20/11/2005

ANOTHER COOK BOOK

 

Caillou littéraire (puisque avec ses 393 pages, ce n’est certainement pas un pavé, hahaha) ingurgité cette semaine : Quelque Chose de Pourri au Royaume d’Angleterre (A State Of Denmark), roman de Robin Cook écrit en 1970 mais seulement récemment traduit en français.

 

En littérature, il y a deux Robin Cook. Celui qui écrit des thrillers médicaux assez pourris en Amérique et celui, britannique, qui écrivait des polars généralement adaptés au cinéma avec Michel Serrault et est totalement adulé par les spécialistes du genre.

 

J’étais Dora Suarez. C’est l’un de ses titres, le pire. Un machin vraiment horrible, noir à se tirer une balle ; avec des malades du sida en phase terminale, des meurtres crapuleux et des gens qui prennent leur pied en se faisant bouffer le cul par des sortes de hamsters. Affreux mais très fort et aussi, parfaitement culte.

 

Reste que moi, j’ai toujours eu un problème avec les bouquins de Robin Cook.
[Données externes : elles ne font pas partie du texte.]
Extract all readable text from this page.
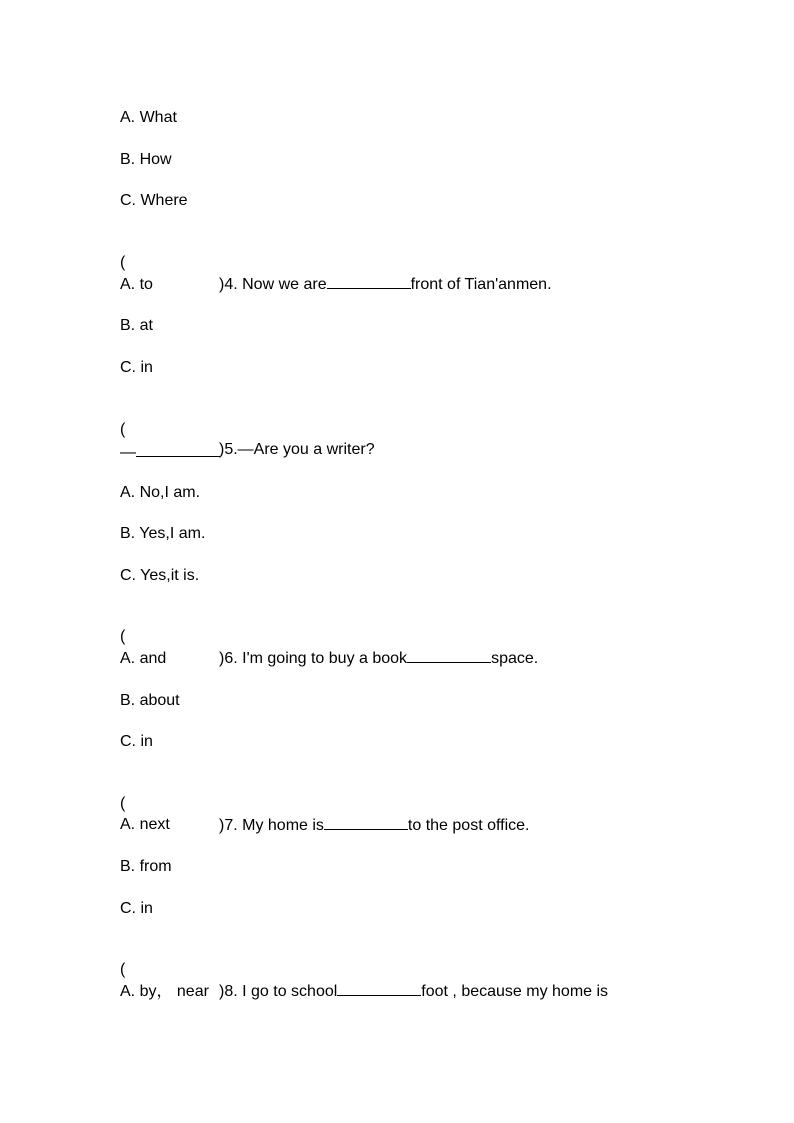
A. What
B. How
C. Where

(

)4. Now we are	front of Tian'anmen.

A. to
B. at
C. in

(

)5.—Are you a writer?

—
A. No,I am.
B. Yes,I am.
C. Yes,it is.

(

)6. I'm going to buy a book	space.

A. and
B. about
C. in

(

)7. My home is	to the post office.

A. next
B. from
C. in

(

)8. I go to school	foot , because my home is

A. by， near
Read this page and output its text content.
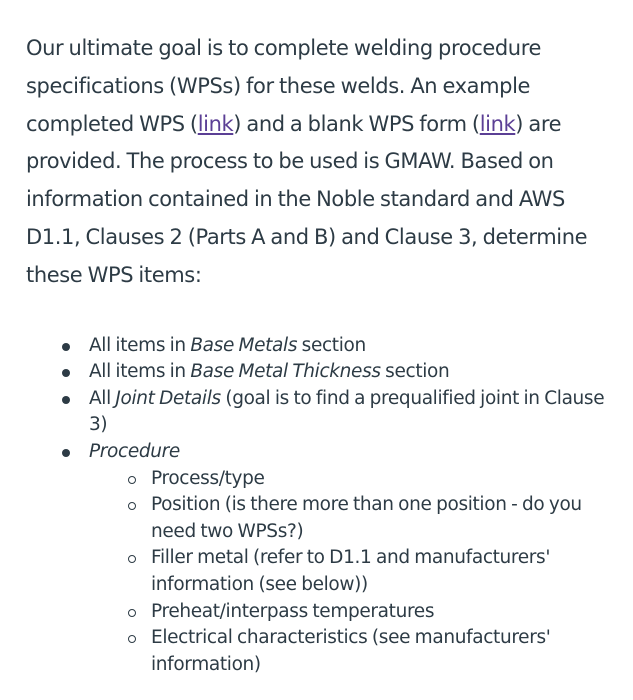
Our ultimate goal is to complete welding procedure specifications (WPSs) for these welds. An example completed WPS (link) and a blank WPS form (link) are provided. The process to be used is GMAW. Based on information contained in the Noble standard and AWS D1.1, Clauses 2 (Parts A and B) and Clause 3, determine these WPS items:

All items in Base Metals section
All items in Base Metal Thickness section
All Joint Details (goal is to find a prequalified joint in Clause 3)
Procedure
Process/type
Position (is there more than one position - do you need two WPSs?)
Filler metal (refer to D1.1 and manufacturers' information (see below))
Preheat/interpass temperatures
Electrical characteristics (see manufacturers' information)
Ce type n’est pas loin du génie pour planter une situation chiadée, chipoter le paranormal (il y a toujours un fantôme ou un présage qui traîne), analyser les abîmes de l’âme. Seulement dès qu’il s’agit de faire parler ses personnages, c’est des pages et des pages de disputes à la con entre durs à cuire de pacotille et on n’y croit plus une seconde.

 

C’est pareil, ici. Quand il s’agit de décrire la vie d’un petit village italien, sa routine ensoleillée et ses démons mal enterrés, c’est magnifique. Quand il faut mettre en scène la tension, c’est fébrile. Quand ça cause aux fantômes, on y croit. Et puis, bouf, le héros se fait secouer, il ouvre sa gueule et badabing, il jacte comme Charles Bronson dans ses pires navets sur 20 pages.   

 

Ca va. State Of Denmark vaut malgré cela ses quelques euros. C’est un trip SF à la 1984 :

l’Angleterre est une dictature de type socialiste, quasi en guerre avec le Pays de Galles et l’Ecosse, financièrement exsangue, complètement condamnée. Exilé en Italie, un journaliste jadis très critique envers le système est ramené au pays et déporté dans un camp de redressement.

 

Il existe évidemment plus fort dans ce genre très exploité du one man against one system. Surtout quand il s’agit de récits vécus et non de fiction, d’ailleurs… Reste malgré tout un bon petit roman, à l’horreur pas toujours bien exploitée mais au questionnement terrible sur ce qu’est véritablement le Mal quand tous ceux qui le nourrissent se contentent d’appliquer les ordres pour échapper aux punitions, pour simplement survivre.